For a very long time, Christians have wondered about the eternal fate of those who take their own lives. It has been often said that the act of suicide is essentially an unforgiveable sin. I take a different approach. My understanding is that a Christian is simultaneously sinner and saint in this life. We are both old Adam and new man. The new creation in Christ struggles against the old sinful nature for as long as we remain in the flesh. Though our ultimate victory is assured, we do not always come out on top in our daily struggles. To say otherwise is a triumphalistic delusion that surely severs people from Christ as much as anything else. Only at the resurrection on the Last Day, when we are glorified and forever freed from the old Adam does our sinfulness disappear completely forever – and with it goes depression, anxiety, rebellion, cancer, diabetes, and death. As we remain in this realm, however, we battle temptation and doubt on a daily basis, knowing the final victory is ours through Christ alone.

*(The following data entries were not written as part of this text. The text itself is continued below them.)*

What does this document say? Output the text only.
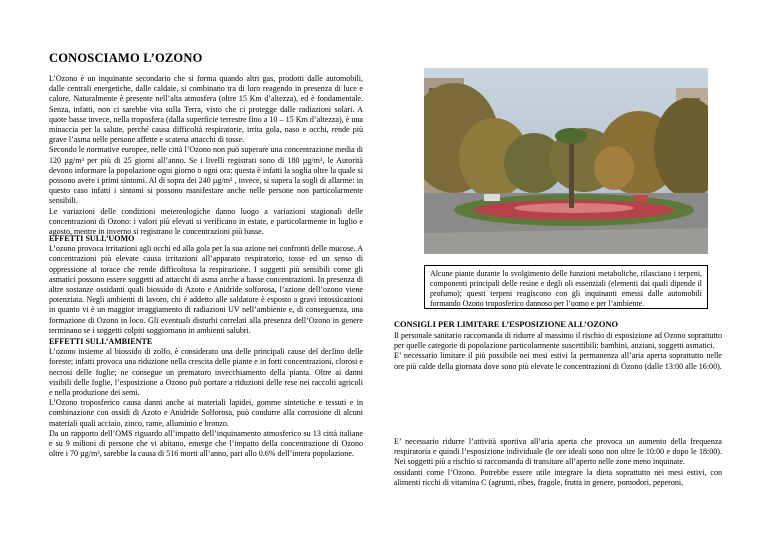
CONOSCIAMO L’OZONO

L’Ozono è un inquinante secondario che si forma quando altri gas, prodotti dalle automobili, dalle centrali energetiche, dalle caldaie, si combinano tra di loro reagendo in presenza di luce e calore. Naturalmente è presente nell’alta atmosfera (oltre 15 Km d’altezza), ed è fondamentale. Senza, infatti, non ci sarebbe vita sulla Terra, visto che ci protegge dalle radiazioni solari. A quote basse invece, nella troposfera (dalla superficie terrestre fino a 10 – 15 Km d’altezza), è una minaccia per la salute, perché causa difficoltà respiratorie, irrita gola, naso e occhi, rende più grave l’asma nelle persone affette e scatena attacchi di tosse.

Secondo le normative europee, nelle città l’Ozono non può superare una concentrazione media di 120 µg/m³ per più di 25 giorni all’anno. Se i livelli registrati sono di 180 µg/m³, le Autorità devono informare la popolazione ogni giorno o ogni ora: questa è infatti la soglia oltre la quale si possono avere i primi sintomi. Al di sopra dei 240 µg/m³ , invece, si supera la sogli di allarme: in questo caso infatti i sintomi si possono manifestare anche nelle persone non particolarmente sensibili.

Le variazioni delle condizioni metereologiche danno luogo a variazioni stagionali delle concentrazioni di Ozono: i valori più elevati si verificano in estate, e particolarmente in luglio e agosto, mentre in inverno si registrano le concentrazioni più basse.

EFFETTI SULL’UOMO

L’ozono provoca irritazioni agli occhi ed alla gola per la sua azione nei confronti delle mucose. A concentrazioni più elevate causa irritazioni all’apparato respiratorio, tosse ed un senso di oppressione al torace che rende difficoltosa la respirazione. I soggetti più sensibili come gli asmatici possono essere soggetti ad attacchi di asma anche a basse concentrazioni. In presenza di altre sostanze ossidanti quali biossido di Azoto e Anidride solforosa, l’azione dell’ozono viene potenziata. Negli ambienti di lavoro, chi è addetto alle saldature è esposto a gravi intossicazioni in quanto vi è un maggior irraggiamento di radiazioni UV nell’ambiente e, di conseguenza, una formazione di Ozono in loco. Gli eventuali disturbi correlati alla presenza dell’Ozono in genere terminano se i soggetti colpiti soggiornano in ambienti salubri.

EFFETTI SULL’AMBIENTE

L’ozono insieme al biossido di zolfo, è considerato una delle principali cause del declino delle foreste; infatti provoca una riduzione nella crescita delle piante e in forti concentrazioni, clorosi e necrosi delle foglie; ne consegue un prematuro invecchiamento della pianta. Oltre ai danni visibili delle foglie, l’esposizione a Ozono può portare a riduzioni delle rese nei raccolti agricoli e nella produzione dei semi.

L’Ozono troposferico causa danni anche ai materiali lapidei, gomme sintetiche e tessuti e in combinazione con ossidi di Azoto e Anidride Solforosa, può condurre alla corrosione di alcuni materiali quali acciaio, zinco, rame, alluminio e bronzo.

Da un rapporto dell’OMS riguardo all’impatto dell’inquinamento atmosferico su 13 città italiane e su 9 milioni di persone che vi abitano, emerge che l’impatto della concentrazione di Ozono oltre i 70 µg/m³, sarebbe la causa di 516 morti all’anno, pari allo 0.6% dell’intera popolazione.

Alcune piante durante lo svolgimento delle funzioni metaboliche, rilasciano i terpeni, componenti principali delle resine e degli oli essenziali (elementi dai quali dipende il profumo); questi terpeni reagiscono con gli inquinanti emessi dalle automobili formando Ozono troposferico dannoso per l’uomo e per l’ambiente.
CONSIGLI PER LIMITARE L’ESPOSIZIONE ALL’OZONO

Il personale sanitario raccomanda di ridurre al massimo il rischio di esposizione ad Ozono soprattutto per quelle categorie di popolazione particolarmente suscettibili: bambini, anziani, soggetti asmatici.

E’ necessario limitare il più possibile nei mesi estivi la permanenza all’aria aperta soprattutto nelle ore più calde della giornata dove sono più elevate le concentrazioni di Ozono (dalle 13:00 alle 16:00).

E’ necessario ridurre l’attività sportiva all’aria aperta che provoca un aumento della frequenza respiratoria e quindi l’esposizione individuale (le ore ideali sono non oltre le 10:00 e dopo le 18:00). Nei soggetti più a rischio si raccomanda di transitare all’aperto nelle zone meno inquinate.

ossidanti come l’Ozono. Potrebbe essere utile integrare la dieta soprattutto nei mesi estivi, con alimenti ricchi di vitamina C (agrumi, ribes, fragole, frutta in genere, pomodori, peperoni,
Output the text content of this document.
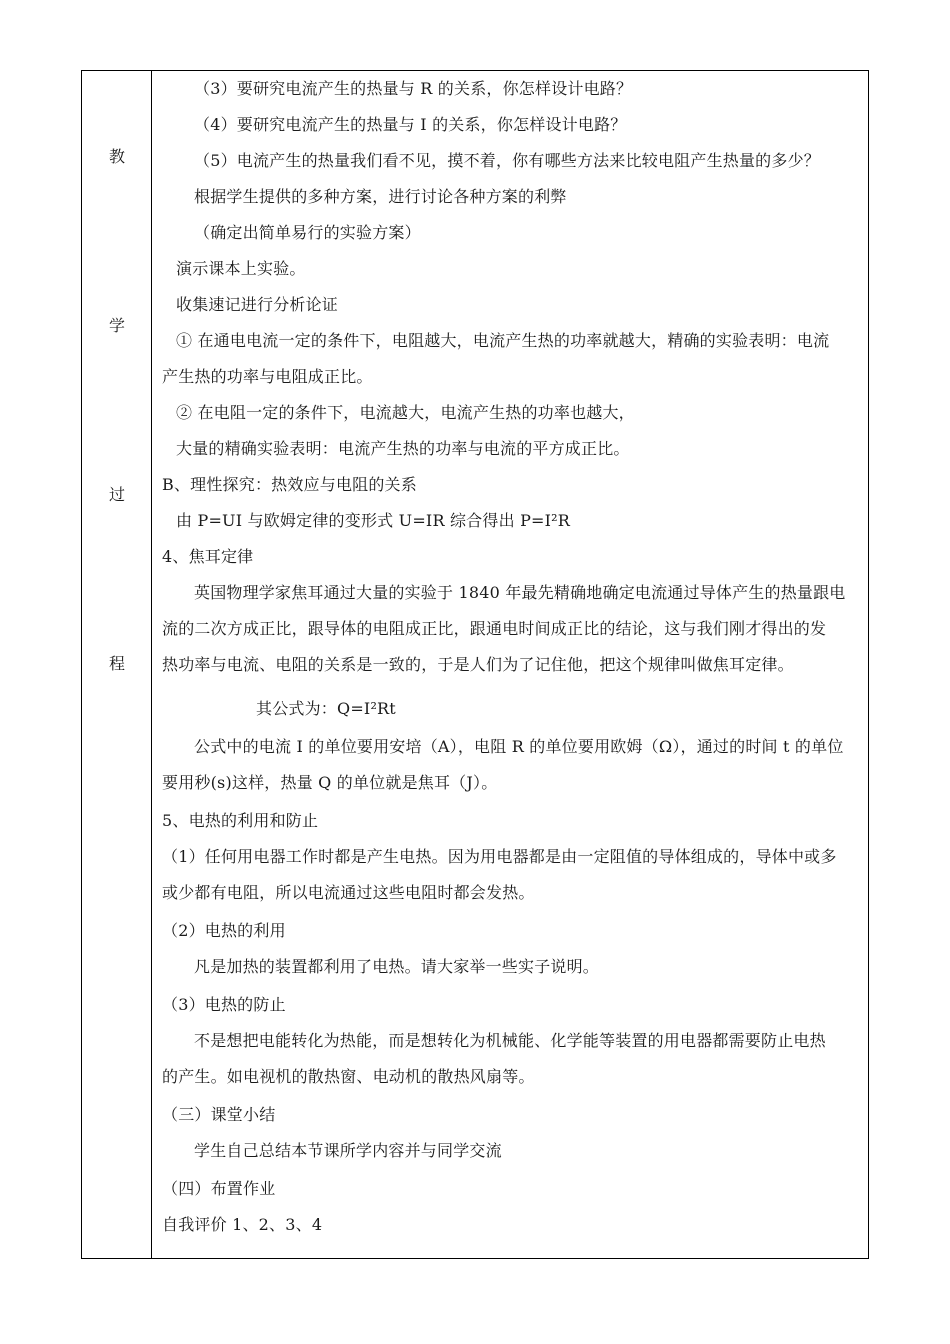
教
学
过
程
（3）要研究电流产生的热量与 R 的关系，你怎样设计电路？
（4）要研究电流产生的热量与 I 的关系，你怎样设计电路？
（5）电流产生的热量我们看不见，摸不着，你有哪些方法来比较电阻产生热量的多少？
根据学生提供的多种方案，进行讨论各种方案的利弊
（确定出简单易行的实验方案）
演示课本上实验。
收集速记进行分析论证
① 在通电电流一定的条件下，电阻越大，电流产生热的功率就越大，精确的实验表明：电流
产生热的功率与电阻成正比。
② 在电阻一定的条件下，电流越大，电流产生热的功率也越大，
大量的精确实验表明：电流产生热的功率与电流的平方成正比。
B、理性探究：热效应与电阻的关系
由 P=UI 与欧姆定律的变形式 U=IR 综合得出 P=I²R
4、焦耳定律
英国物理学家焦耳通过大量的实验于 1840 年最先精确地确定电流通过导体产生的热量跟电
流的二次方成正比，跟导体的电阻成正比，跟通电时间成正比的结论，这与我们刚才得出的发
热功率与电流、电阻的关系是一致的，于是人们为了记住他，把这个规律叫做焦耳定律。
其公式为：Q=I²Rt
公式中的电流 I 的单位要用安培（A），电阻 R 的单位要用欧姆（Ω），通过的时间 t 的单位
要用秒(s)这样，热量 Q 的单位就是焦耳（J）。
5、电热的利用和防止
（1）任何用电器工作时都是产生电热。因为用电器都是由一定阻值的导体组成的，导体中或多
或少都有电阻，所以电流通过这些电阻时都会发热。
（2）电热的利用
凡是加热的装置都利用了电热。请大家举一些实子说明。
（3）电热的防止
不是想把电能转化为热能，而是想转化为机械能、化学能等装置的用电器都需要防止电热
的产生。如电视机的散热窗、电动机的散热风扇等。
（三）课堂小结
学生自己总结本节课所学内容并与同学交流
（四）布置作业
自我评价 1、2、3、4
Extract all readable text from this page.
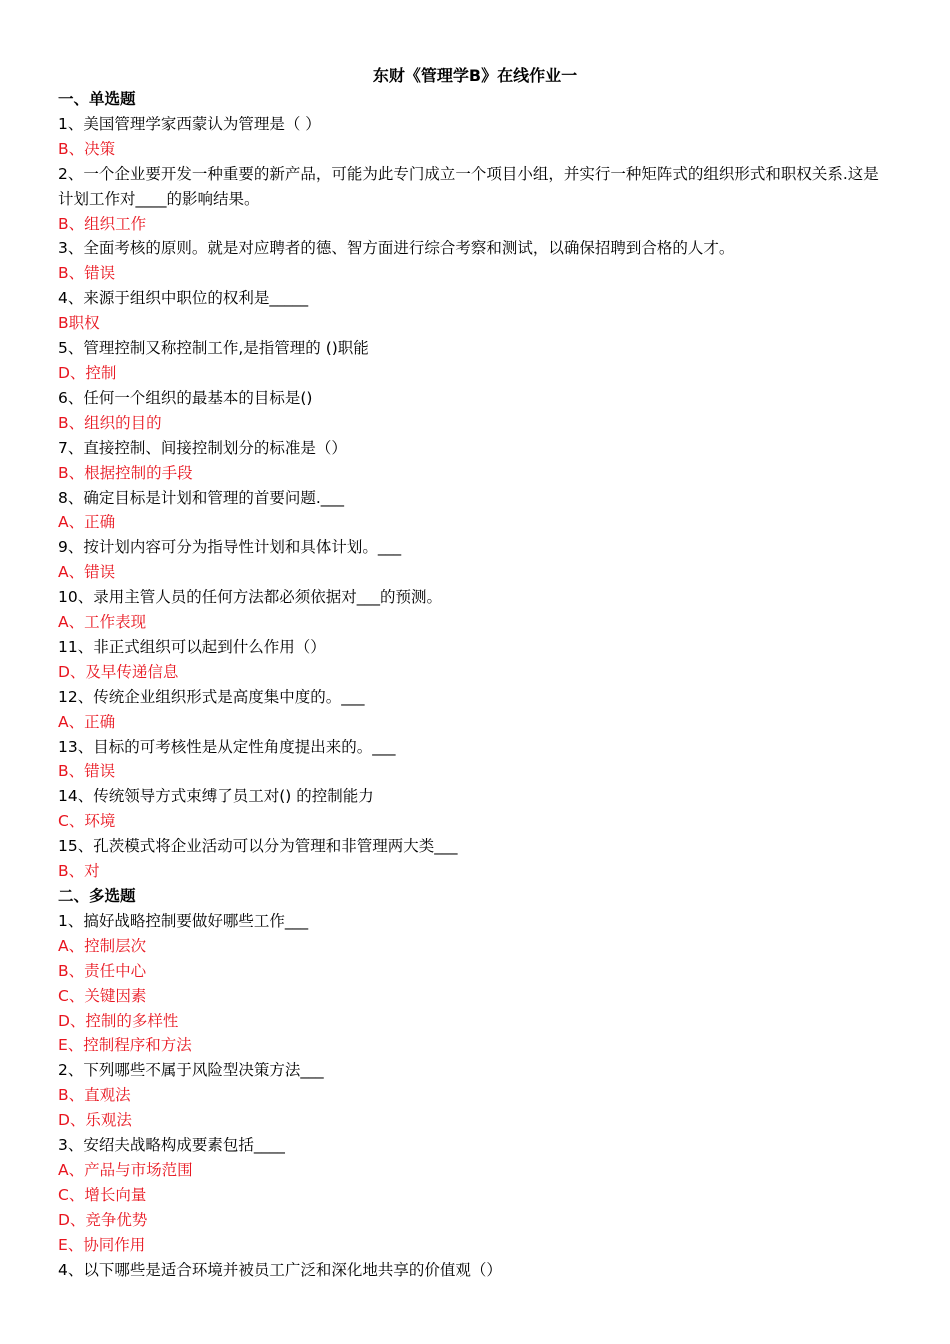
东财《管理学B》在线作业一
一、单选题
1、美国管理学家西蒙认为管理是（ ）
B、决策
2、一个企业要开发一种重要的新产品，可能为此专门成立一个项目小组，并实行一种矩阵式的组织形式和职权关系.这是计划工作对____的影响结果。
B、组织工作
3、全面考核的原则。就是对应聘者的德、智方面进行综合考察和测试，以确保招聘到合格的人才。
B、错误
4、来源于组织中职位的权利是_____
B职权
5、管理控制又称控制工作,是指管理的 ()职能
D、控制
6、任何一个组织的最基本的目标是()
B、组织的目的
7、直接控制、间接控制划分的标准是（）
B、根据控制的手段
8、确定目标是计划和管理的首要问题.___
A、正确
9、按计划内容可分为指导性计划和具体计划。___
A、错误
10、录用主管人员的任何方法都必须依据对___的预测。
A、工作表现
11、非正式组织可以起到什么作用（）
D、及早传递信息
12、传统企业组织形式是高度集中度的。___
A、正确
13、目标的可考核性是从定性角度提出来的。___
B、错误
14、传统领导方式束缚了员工对() 的控制能力
C、环境
15、孔茨模式将企业活动可以分为管理和非管理两大类___
B、对
二、多选题
1、搞好战略控制要做好哪些工作___
A、控制层次
B、责任中心
C、关键因素
D、控制的多样性
E、控制程序和方法
2、下列哪些不属于风险型决策方法___
B、直观法
D、乐观法
3、安绍夫战略构成要素包括____
A、产品与市场范围
C、增长向量
D、竞争优势
E、协同作用
4、以下哪些是适合环境并被员工广泛和深化地共享的价值观（）
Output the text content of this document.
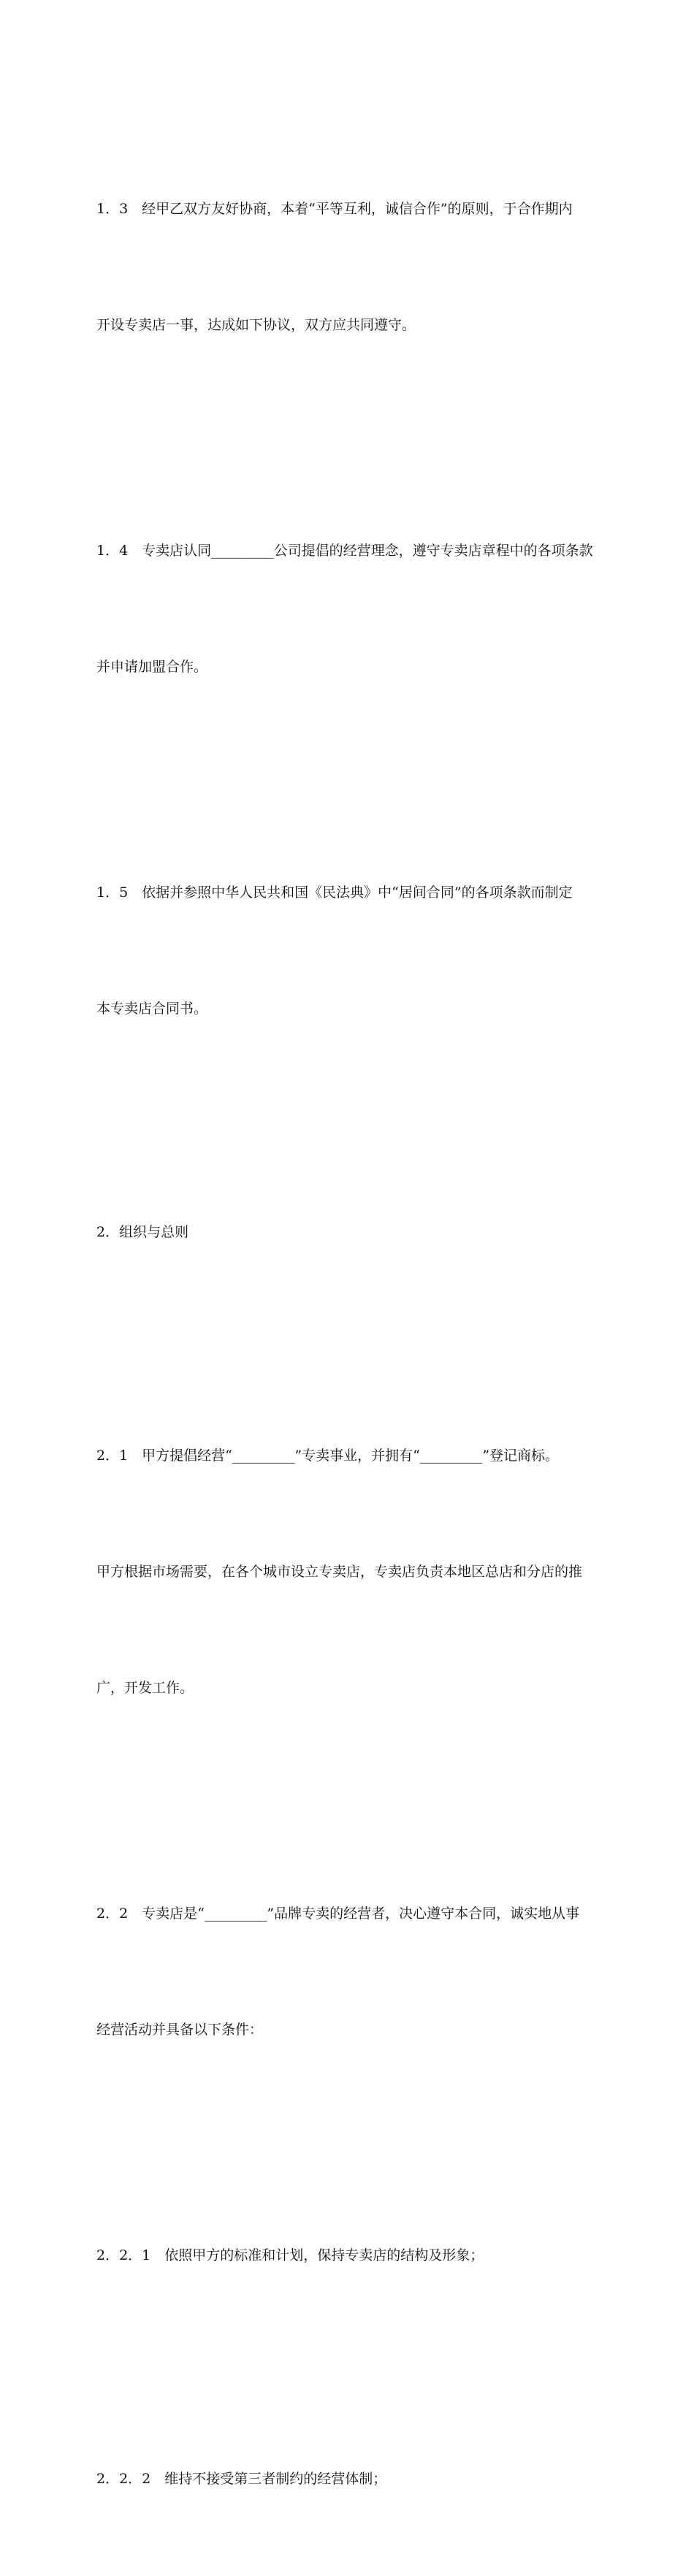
1．3　经甲乙双方友好协商，本着“平等互利，诚信合作”的原则，于合作期内

开设专卖店一事，达成如下协议，双方应共同遵守。

1．4　专卖店认同_________公司提倡的经营理念，遵守专卖店章程中的各项条款

并申请加盟合作。

1．5　依据并参照中华人民共和国《民法典》中“居间合同”的各项条款而制定

本专卖店合同书。

2．组织与总则

2．1　甲方提倡经营“_________”专卖事业，并拥有“_________”登记商标。

甲方根据市场需要，在各个城市设立专卖店，专卖店负责本地区总店和分店的推

广，开发工作。

2．2　专卖店是“_________”品牌专卖的经营者，决心遵守本合同，诚实地从事

经营活动并具备以下条件：

2．2．1　依照甲方的标准和计划，保持专卖店的结构及形象；

2．2．2　维持不接受第三者制约的经营体制；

Which human creature, other than our dear Lord, can truly be said today to be in his right mind? Which of us has full control of his thoughts and mental states? When your foot hurts, your walking is impaired. So also, when your mind and heart are in torment, you fail to function properly as a person. You’ve probably said stupid stuff when you stubbed your toe, maybe even uttered a curse. Imagine having a psyche in continual pain. Suffering can make us do things we would not ordinarily imagine doing. Suicide could be a sin of despair and unbelief, but it could also be a sin of weakness. No one is functioning well. God alone knows the eternal state of each one.

A careful and Scriptural treatment of suicide and Christianity.

Let’s rely on the God’s grace, then, revealed through the death and resurrection of Jesus Christ to reconcile sinners to the Father, and point our attention to the objective means of grace such as baptism where we know the Lord meets us in love and mercy. There we find hope that lasts, in spite of what we do or fail to do. And while we’re at it, let’s make room in the church for folks who struggle and those who love them.

I think of Mike all the time. I even semi-hallucinated that I saw him walking beside the road one time, just for a second. As a baptized saint, His life with is hid with Christ in God (Colossians 3:3). It was hard to look at his life filled with addictions, bad choices, and disasters and see Jesus. And yet Jesus is our righteousness, damn the appearances. So on the day of our awakening and final renewal, I look forward to seeing him. We’ve got a lot of catching up to do.